• Ground Floor of Takapuna Library in 1963, T0162, courtesy of Auckland Libraries Heritage Collections.

Takapuna Library celebrates 145 years

It is widely believed that Takapuna Library dates from 1879, when the Lake Takapuna Public Library was incorporated under the 1875 Public Library Powers Act.   However, at the July 1875 annual meeting of the Lake Highway Board, chairman Thomas Seaman reported the establishment of a district library during the previous year.  

Further, the library received a grant from the Auckland Provincial Council in 1874, as with other similar libraries.   It was housed at the public school at the south-western corner of Taharoto and Northcote Roads.

The Auckland Provincial Council went out of existence in 1876, and education became a nationwide responsibility.  Takapuna Library then received a grant from the Education Department for the 1877-1878 financial year, in accordance with the 1877 Public Library Subsidy Act.   It also received grants from 1883 to 1886, but from 1887 the government for a time ceased those grants.

The Takapuna School moved to Katrine, later Anzac Street, around 1899 with the library.   The subsidy grant from the Education Department started again from 1898 to 1913, but that money was only to be used to purchase books.

In 1913 the Takapuna Borough Council was formed and in 1916 opened new Council Chambers, including a room for the library.   That library then continued to be administered by three council representatives and three representing library members, with a grant from the council.

In 1923, a room in the Strand Chambers at the south-eastern corner of The Strand and Lake Road was set aside for the library and this was later expanded into other rooms.   The council paid the annual rent.   In 1923, there were 285 subscribers, who paid an annual subscription in order to borrow books, and in that year 101 pounds was spent on book purchases.

In 1936 there was a series of newspaper letters expressing ‘disgust’ at what was described as a ‘stale’ and ‘poorly maintained book stock’.    It appears that Takapuna Library remained as a volunteer-managed library to 1956.

However, three sets of donors came to the rescue.   The Trimble family arrived in Katikati in September 1875 from what is now Northern Ireland.   One of two unmarried sisters, Fanny, died 25 January 1945 aged 83, and her estate was left to sister Catherine, who died 13 August 1950 aged 88.   Their accountant/inventor father William Humphrey Trimble had died 12 February 1924 and around that time the family moved from Devonport to the south-west corner of Strand and Gibbons, where the current library now is.

The residue of Catherine’s estate (around 4,600 pounds) was given to “the Mayor, Councillors and Burgesses of the Borough of Takapuna to establish and equip a free reading room to be used in conjunction with the Municipal Library of the Council."  

Back in 1939, R. & W. Hellaby had offered a triangle shaped small block of land at the back of their Hurstmere Rd butcher’s shop for a library, and the approximately 900 square foot library opened 13 March 1956.

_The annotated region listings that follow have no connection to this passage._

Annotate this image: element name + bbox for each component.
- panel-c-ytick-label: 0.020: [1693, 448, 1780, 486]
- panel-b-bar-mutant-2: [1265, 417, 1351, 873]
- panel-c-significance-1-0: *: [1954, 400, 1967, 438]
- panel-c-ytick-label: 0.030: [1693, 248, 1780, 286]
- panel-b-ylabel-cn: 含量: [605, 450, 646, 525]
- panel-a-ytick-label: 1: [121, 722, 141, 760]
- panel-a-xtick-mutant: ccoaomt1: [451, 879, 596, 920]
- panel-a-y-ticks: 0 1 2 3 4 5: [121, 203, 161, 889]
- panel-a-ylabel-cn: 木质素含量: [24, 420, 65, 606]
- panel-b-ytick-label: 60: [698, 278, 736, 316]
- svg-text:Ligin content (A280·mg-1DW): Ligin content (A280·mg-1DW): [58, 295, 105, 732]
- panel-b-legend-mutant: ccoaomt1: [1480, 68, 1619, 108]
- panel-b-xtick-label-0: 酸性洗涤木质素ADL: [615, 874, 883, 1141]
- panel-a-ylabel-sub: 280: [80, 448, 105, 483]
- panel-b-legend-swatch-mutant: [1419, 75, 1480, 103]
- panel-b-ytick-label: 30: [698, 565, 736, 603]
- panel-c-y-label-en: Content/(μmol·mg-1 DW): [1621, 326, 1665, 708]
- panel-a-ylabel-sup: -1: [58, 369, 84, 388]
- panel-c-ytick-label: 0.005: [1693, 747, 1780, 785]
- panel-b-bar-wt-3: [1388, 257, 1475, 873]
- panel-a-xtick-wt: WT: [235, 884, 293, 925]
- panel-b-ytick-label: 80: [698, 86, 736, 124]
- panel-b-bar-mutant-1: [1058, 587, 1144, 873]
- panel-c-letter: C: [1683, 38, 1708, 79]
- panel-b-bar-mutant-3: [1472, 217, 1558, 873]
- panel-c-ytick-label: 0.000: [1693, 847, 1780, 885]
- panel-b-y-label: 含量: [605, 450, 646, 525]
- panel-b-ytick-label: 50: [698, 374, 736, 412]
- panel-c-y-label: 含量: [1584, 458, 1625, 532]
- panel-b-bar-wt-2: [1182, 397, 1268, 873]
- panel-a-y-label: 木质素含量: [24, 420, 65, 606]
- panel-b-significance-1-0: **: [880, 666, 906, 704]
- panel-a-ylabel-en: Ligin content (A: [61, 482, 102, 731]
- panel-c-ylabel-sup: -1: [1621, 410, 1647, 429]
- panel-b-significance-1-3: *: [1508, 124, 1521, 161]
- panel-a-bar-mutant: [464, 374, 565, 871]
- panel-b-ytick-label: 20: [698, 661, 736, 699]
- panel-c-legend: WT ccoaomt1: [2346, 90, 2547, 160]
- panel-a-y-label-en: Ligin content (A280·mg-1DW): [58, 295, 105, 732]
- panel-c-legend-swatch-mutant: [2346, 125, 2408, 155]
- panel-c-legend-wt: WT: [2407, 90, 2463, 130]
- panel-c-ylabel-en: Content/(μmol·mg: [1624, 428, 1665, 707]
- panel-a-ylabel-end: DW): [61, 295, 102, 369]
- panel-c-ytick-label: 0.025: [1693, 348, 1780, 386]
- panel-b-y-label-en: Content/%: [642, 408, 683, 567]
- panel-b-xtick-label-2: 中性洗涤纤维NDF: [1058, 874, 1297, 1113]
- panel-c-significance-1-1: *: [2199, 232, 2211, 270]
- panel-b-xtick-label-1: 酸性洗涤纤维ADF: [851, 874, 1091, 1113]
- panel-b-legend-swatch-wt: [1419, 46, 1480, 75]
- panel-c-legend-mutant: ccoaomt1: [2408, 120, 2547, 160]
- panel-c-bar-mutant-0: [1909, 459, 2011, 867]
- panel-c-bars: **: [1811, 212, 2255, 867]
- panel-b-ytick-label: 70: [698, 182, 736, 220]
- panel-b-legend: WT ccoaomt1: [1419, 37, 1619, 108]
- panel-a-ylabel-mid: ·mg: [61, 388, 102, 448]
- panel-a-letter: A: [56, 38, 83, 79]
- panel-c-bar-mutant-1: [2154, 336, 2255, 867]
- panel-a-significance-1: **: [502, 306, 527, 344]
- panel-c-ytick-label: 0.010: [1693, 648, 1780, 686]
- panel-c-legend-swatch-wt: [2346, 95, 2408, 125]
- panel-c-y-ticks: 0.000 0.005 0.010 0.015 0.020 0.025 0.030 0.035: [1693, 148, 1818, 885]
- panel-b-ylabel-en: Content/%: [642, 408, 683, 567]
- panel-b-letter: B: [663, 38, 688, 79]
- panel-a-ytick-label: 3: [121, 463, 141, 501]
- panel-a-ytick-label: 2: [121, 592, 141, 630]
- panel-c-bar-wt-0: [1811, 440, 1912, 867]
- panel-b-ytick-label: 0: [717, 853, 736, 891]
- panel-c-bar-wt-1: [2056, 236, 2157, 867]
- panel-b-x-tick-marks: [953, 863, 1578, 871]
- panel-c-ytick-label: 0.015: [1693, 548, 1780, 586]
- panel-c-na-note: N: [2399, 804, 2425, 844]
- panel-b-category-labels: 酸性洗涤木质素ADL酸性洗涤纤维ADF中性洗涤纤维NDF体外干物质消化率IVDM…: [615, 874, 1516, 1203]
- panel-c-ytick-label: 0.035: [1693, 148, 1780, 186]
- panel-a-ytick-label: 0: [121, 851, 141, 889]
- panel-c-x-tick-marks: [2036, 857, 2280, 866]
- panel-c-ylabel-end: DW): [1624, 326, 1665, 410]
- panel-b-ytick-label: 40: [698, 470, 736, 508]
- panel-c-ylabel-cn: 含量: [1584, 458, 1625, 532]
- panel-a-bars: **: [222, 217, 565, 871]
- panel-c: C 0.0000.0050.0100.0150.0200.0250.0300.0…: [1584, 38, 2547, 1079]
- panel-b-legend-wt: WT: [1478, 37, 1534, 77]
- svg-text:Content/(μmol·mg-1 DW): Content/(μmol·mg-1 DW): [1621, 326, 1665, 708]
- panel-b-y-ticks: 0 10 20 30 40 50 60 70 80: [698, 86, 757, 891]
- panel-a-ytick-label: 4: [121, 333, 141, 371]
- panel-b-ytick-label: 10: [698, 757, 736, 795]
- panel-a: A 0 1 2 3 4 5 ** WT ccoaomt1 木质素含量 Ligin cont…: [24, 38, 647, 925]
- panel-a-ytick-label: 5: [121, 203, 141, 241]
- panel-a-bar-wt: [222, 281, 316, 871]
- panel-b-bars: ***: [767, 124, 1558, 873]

The third donor Grace Adelaide Abbott (nee Fletcher) died 4 October 1949, aged 94, and her will stated that Takapuna Borough “Council is the residuary beneficiary in the estate, which residue is to be held by you upon trust as a fund to be applied in your discretion for and towards the erection and/or equipment of a public reading room within the Borough of Takapuna to be called ‘The Grace A Abbott Bequest’ in memory of her son Robert MacFarlane Roy”.   Roy was the surname of her first husband and their son had died in 1907.

Her relative Eustace Fletcher still lived at her property on the north-western corner of Esmonde and Lake Roads until his death in 1959, and that property was then purchased by the North Shore Drainage Board in November 1960.   The money from the house sale and from investments approached 20,000 pounds and another 10,000-pound council loan afforded very significant extensions to the 1956 library building.   The extended library was opened 9 February 1963, while the current library was opened 5 July 1989.